The current debate about whether America needs an export-credit agency is emblematic of how ignorant many political players are. The critics rail against the big companies who use Ex-Im Bank services — Boeing, Caterpillar, GE — without noticing they are among the shrinking fraternity of companies that still dominate their industries while manufacturing in America. Take Boeing. Over 40% of Ex-Im’s loan portfolio consists of credit extended to foreign buyers of Boeing jetliners. Is that a bad thing? Boeing sells 80% of its products abroad, but generates 80% of its content domestically. Literally thousands of suppliers, big and small, benefit from its exports. But Ex-Im’s critics want to shut off Boeing’s access to the bank’s facilities, even though its main rival, Airbus, has access to several European export-credit agencies.

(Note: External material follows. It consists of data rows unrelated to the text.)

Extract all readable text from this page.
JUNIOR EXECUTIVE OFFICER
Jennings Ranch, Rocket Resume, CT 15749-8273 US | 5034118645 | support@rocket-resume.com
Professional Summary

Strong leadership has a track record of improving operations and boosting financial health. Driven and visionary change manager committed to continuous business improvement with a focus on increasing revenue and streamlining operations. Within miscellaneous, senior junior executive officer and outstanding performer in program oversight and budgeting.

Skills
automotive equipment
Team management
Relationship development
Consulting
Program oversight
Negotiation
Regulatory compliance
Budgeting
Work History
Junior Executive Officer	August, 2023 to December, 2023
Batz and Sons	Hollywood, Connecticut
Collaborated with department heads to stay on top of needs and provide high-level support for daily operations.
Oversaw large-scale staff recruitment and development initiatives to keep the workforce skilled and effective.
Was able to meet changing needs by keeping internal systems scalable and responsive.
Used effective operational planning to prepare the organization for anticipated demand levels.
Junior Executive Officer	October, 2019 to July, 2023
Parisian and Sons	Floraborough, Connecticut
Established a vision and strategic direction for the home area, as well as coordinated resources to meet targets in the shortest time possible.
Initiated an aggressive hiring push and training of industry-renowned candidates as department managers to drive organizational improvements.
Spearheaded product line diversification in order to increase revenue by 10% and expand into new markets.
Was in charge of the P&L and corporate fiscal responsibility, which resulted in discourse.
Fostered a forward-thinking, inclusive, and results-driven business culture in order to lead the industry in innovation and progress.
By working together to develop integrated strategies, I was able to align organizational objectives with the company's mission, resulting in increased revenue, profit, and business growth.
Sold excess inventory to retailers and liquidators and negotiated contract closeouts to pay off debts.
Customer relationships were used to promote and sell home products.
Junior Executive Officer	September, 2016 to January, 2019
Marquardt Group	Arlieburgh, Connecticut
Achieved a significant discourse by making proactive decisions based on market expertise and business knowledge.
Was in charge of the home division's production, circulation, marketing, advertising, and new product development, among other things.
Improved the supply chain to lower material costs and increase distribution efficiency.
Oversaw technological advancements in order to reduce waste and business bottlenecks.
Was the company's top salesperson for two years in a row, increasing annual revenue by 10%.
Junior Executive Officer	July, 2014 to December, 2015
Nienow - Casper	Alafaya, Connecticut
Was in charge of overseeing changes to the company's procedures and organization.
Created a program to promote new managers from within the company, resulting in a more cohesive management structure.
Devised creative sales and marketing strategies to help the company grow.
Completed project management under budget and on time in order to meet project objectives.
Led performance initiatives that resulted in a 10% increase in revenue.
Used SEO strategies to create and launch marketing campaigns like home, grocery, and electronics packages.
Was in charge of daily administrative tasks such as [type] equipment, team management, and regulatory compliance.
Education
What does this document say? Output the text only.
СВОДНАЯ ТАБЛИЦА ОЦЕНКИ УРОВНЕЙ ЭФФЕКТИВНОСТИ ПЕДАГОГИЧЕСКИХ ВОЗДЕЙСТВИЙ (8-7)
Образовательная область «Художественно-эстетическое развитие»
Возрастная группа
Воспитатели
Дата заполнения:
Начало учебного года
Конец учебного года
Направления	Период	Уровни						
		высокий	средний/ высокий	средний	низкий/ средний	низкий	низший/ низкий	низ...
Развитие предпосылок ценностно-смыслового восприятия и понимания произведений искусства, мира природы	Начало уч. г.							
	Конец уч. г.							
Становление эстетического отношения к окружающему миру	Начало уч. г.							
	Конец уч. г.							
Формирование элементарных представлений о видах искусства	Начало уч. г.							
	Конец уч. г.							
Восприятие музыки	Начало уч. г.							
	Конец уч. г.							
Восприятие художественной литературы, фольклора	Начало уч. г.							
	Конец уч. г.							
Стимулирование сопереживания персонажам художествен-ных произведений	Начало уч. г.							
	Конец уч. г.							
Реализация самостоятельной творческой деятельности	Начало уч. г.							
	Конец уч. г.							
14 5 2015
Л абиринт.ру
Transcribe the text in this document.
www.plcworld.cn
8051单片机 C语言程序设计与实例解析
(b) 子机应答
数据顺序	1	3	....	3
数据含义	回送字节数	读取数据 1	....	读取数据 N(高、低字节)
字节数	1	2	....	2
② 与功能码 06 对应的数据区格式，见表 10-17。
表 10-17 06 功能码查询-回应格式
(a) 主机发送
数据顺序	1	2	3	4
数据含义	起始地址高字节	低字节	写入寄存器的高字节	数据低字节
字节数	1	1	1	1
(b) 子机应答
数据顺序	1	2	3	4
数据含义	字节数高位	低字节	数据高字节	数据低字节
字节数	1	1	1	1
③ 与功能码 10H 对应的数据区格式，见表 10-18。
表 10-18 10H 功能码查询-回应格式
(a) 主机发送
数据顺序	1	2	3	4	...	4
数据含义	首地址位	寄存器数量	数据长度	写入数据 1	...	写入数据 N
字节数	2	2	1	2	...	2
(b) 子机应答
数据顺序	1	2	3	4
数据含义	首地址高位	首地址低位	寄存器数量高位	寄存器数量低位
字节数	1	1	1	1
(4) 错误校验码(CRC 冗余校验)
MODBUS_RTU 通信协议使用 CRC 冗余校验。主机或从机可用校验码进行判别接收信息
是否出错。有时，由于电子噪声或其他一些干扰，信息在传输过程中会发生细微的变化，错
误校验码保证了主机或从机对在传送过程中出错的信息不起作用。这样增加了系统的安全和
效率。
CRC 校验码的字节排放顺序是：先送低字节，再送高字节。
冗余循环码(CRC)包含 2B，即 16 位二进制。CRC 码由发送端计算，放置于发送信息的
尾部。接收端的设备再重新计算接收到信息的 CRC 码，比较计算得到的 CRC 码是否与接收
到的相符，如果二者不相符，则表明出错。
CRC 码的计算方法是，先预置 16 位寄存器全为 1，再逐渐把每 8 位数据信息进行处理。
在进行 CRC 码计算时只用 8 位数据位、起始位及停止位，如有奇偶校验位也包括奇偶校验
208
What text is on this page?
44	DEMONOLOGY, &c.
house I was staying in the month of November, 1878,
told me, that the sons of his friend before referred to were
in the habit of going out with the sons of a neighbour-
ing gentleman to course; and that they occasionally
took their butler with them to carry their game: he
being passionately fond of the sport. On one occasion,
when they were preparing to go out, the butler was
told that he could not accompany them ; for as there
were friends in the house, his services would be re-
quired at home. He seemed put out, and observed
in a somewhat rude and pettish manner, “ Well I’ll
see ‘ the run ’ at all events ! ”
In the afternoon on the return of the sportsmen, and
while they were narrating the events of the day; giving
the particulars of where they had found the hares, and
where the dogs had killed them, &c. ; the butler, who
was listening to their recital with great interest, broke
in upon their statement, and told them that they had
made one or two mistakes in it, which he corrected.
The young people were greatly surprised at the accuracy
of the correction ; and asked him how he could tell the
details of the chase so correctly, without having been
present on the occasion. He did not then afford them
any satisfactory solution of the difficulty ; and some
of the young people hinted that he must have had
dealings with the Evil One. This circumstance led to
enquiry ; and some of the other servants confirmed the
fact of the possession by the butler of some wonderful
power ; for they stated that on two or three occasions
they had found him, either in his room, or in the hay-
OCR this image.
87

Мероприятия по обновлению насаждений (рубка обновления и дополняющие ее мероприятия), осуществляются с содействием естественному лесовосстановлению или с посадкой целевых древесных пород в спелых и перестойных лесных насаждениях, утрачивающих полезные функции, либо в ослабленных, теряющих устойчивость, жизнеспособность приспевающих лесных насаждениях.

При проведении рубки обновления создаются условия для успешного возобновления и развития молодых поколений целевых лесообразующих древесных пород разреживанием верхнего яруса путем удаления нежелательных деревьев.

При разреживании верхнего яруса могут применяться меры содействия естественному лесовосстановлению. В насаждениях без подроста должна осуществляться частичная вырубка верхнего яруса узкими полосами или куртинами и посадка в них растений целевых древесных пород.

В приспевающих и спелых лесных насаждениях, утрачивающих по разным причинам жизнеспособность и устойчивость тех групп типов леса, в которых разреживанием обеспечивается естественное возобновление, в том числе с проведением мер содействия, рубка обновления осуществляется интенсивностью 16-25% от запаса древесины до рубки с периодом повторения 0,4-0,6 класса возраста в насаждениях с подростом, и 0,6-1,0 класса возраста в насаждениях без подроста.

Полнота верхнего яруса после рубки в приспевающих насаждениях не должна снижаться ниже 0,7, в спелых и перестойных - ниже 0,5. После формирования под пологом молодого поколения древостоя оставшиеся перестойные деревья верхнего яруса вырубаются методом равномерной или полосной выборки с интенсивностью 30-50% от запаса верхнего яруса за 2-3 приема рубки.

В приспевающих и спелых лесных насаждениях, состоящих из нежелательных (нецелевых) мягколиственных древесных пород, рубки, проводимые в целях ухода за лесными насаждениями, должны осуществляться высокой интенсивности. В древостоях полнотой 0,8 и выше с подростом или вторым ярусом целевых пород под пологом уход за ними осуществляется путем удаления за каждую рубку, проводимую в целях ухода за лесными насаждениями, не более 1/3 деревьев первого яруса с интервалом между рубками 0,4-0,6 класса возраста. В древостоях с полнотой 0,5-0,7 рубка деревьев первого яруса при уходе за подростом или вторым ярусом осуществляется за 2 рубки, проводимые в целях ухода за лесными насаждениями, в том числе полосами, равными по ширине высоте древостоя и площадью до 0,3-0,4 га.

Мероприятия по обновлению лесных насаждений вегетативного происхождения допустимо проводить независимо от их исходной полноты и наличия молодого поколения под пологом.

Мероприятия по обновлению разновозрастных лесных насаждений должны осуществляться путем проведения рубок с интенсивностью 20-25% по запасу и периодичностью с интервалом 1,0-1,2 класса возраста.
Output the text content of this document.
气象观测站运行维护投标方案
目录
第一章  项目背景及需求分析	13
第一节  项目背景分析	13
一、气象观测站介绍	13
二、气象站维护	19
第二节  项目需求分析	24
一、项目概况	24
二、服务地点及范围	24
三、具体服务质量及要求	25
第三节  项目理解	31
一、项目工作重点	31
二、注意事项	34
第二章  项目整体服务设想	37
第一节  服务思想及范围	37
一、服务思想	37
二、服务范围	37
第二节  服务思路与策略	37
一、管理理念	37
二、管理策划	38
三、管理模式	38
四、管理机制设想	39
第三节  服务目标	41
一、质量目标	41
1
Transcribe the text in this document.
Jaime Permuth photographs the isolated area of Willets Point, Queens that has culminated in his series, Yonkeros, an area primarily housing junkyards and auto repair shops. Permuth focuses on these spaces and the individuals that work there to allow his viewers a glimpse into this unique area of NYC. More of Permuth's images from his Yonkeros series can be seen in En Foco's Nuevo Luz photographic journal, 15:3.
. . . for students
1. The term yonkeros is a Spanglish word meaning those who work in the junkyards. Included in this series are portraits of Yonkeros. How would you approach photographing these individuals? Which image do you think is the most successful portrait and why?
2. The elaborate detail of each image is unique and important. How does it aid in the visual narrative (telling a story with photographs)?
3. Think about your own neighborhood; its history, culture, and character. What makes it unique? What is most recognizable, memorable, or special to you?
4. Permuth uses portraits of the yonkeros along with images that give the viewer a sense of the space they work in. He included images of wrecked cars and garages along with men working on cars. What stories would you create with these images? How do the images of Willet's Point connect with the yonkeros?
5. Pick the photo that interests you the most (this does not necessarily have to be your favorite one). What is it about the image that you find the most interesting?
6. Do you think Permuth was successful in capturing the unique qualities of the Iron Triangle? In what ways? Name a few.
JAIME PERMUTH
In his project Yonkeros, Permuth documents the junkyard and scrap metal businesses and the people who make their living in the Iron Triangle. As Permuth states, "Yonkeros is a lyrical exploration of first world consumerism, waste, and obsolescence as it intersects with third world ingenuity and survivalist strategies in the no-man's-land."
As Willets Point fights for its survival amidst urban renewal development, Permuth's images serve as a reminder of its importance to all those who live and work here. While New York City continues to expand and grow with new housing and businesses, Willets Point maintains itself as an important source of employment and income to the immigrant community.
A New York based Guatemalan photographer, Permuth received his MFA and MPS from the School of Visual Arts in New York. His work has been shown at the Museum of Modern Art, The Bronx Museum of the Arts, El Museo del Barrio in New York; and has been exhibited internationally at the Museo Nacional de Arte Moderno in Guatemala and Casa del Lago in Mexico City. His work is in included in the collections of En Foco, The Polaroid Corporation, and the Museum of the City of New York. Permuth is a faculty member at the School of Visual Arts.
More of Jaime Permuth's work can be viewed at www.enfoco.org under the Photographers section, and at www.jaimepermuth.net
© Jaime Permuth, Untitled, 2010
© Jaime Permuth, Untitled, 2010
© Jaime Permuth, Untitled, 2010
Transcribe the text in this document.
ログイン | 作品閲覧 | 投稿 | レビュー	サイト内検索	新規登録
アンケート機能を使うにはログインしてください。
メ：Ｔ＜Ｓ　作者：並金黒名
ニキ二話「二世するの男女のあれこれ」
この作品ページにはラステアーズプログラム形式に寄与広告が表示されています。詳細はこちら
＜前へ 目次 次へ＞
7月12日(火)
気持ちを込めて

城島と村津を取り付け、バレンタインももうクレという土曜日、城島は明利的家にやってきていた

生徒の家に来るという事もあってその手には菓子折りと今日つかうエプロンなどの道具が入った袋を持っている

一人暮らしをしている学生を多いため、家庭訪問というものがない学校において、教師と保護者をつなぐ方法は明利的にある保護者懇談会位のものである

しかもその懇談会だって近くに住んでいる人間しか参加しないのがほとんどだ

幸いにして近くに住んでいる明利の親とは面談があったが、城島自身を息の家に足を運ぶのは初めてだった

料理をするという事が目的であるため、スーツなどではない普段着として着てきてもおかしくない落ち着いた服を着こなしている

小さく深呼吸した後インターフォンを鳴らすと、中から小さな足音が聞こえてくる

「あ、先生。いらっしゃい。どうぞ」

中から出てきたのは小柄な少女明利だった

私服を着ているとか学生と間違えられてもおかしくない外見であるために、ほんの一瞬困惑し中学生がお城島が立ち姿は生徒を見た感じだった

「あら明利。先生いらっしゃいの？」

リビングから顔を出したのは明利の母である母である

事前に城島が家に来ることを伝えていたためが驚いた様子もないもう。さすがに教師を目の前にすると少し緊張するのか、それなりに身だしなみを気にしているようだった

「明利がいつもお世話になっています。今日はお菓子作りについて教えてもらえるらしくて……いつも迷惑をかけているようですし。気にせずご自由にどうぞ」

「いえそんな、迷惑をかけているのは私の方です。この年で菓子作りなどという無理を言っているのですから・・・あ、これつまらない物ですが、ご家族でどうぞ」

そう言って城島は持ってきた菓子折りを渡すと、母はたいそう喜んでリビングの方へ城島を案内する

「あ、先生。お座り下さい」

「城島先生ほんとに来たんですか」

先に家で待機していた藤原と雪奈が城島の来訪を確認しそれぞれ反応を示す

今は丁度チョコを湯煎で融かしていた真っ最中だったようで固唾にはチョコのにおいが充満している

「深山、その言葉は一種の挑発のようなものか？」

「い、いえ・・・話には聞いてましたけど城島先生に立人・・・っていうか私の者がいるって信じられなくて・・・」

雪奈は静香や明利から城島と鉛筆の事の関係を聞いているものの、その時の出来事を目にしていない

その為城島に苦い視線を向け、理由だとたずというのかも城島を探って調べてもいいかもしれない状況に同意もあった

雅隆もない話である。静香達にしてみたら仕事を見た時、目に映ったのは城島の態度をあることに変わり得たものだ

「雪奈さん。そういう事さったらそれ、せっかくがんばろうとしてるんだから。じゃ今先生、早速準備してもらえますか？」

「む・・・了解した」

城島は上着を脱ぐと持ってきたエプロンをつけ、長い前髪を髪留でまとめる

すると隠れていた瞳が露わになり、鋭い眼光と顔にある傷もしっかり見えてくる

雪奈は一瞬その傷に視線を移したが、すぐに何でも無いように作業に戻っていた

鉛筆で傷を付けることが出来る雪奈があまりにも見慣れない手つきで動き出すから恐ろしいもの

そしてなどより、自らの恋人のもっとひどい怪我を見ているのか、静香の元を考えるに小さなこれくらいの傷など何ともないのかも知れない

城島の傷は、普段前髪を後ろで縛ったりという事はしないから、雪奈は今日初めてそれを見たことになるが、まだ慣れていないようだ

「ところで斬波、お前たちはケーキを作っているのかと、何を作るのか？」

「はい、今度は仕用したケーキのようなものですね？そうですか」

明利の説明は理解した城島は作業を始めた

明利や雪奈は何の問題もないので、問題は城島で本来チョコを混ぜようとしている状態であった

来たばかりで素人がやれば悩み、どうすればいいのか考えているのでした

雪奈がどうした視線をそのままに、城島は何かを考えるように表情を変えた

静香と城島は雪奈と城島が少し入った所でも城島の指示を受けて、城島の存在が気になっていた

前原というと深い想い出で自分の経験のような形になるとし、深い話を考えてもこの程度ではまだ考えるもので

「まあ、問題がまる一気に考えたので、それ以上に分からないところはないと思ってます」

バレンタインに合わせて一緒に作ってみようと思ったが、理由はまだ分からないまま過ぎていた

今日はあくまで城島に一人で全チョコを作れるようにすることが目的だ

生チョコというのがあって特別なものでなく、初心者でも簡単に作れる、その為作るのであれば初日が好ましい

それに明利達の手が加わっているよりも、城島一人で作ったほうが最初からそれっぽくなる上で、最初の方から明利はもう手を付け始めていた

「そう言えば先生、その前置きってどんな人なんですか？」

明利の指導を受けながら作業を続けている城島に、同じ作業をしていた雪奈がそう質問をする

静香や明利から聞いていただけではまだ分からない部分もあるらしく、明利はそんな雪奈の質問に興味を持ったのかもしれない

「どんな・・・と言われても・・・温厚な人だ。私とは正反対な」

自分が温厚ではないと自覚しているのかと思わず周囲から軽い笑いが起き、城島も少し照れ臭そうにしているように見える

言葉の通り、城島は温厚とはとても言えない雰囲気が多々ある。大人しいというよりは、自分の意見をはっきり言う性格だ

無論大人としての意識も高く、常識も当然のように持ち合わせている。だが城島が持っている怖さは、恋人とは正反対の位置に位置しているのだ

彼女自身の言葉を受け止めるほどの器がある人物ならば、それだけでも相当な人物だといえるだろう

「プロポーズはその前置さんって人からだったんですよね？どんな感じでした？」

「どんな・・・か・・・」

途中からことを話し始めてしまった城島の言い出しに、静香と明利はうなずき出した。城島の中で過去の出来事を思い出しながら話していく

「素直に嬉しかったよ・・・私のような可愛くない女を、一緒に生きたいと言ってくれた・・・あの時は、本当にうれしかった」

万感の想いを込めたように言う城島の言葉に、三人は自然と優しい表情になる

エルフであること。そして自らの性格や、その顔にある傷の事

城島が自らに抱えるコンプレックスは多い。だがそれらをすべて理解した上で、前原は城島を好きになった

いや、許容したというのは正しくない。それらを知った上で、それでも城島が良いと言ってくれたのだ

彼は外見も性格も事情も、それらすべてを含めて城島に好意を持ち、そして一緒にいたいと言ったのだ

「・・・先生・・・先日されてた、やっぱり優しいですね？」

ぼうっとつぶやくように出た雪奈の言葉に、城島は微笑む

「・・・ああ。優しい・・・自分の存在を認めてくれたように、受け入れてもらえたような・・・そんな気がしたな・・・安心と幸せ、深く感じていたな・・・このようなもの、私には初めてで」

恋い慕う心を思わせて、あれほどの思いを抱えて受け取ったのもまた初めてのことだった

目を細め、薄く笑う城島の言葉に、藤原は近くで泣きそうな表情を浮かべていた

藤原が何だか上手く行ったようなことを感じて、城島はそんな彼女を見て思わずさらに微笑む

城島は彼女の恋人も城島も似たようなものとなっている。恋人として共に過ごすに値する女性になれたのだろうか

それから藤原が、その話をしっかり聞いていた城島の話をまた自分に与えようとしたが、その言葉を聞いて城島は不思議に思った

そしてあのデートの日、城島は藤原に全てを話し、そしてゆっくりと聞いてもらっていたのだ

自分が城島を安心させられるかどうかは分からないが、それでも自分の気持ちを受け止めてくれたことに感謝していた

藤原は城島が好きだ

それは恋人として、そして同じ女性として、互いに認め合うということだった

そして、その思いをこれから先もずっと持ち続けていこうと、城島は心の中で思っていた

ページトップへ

Ex-Im critics say they want to end “corporate welfare” but the record is very clear that anybody using Ex-Im credit has to pay the money back with interest. That’s why the bank doesn’t need an annual appropriation from Congress — it pays for itself. The opposite situation prevails in Europe, where governments continue to subsidize Airbus year after year even though the World Trade Organization has ruled that European “launch aid” is illegal. In fact, WTO found that every single aircraft Airbus has marketed was illegally subsidized, and that in the absence of such market distortions, the company probably wouldn’t exist at all.
So what are free traders on Capitol Hill doing to combat this assault against America’s biggest exporter? They’re shutting down the only agency that helps Boeing to level the playing field. They don’t care about the tens of thousands of jobs that already have been lost, or the fact that America is running the biggest non-petroleum trade deficit in history, or that private lenders say they can’t fill the gap in financing that will be created if Ex-Im dies. It’s a matter of principle they say.
The only principle at work here is that when people use ideology as a substitute for facts, they tend to make mistakes. In the case of Ex-Im, the critics are making a big mistake. And if they succeed in shutting the agency down, their reward will be a bigger welfare state as thousands of workers who once were gainfully employed by exporters hit the unemployment lines. Another nail in the coffin of industrial America.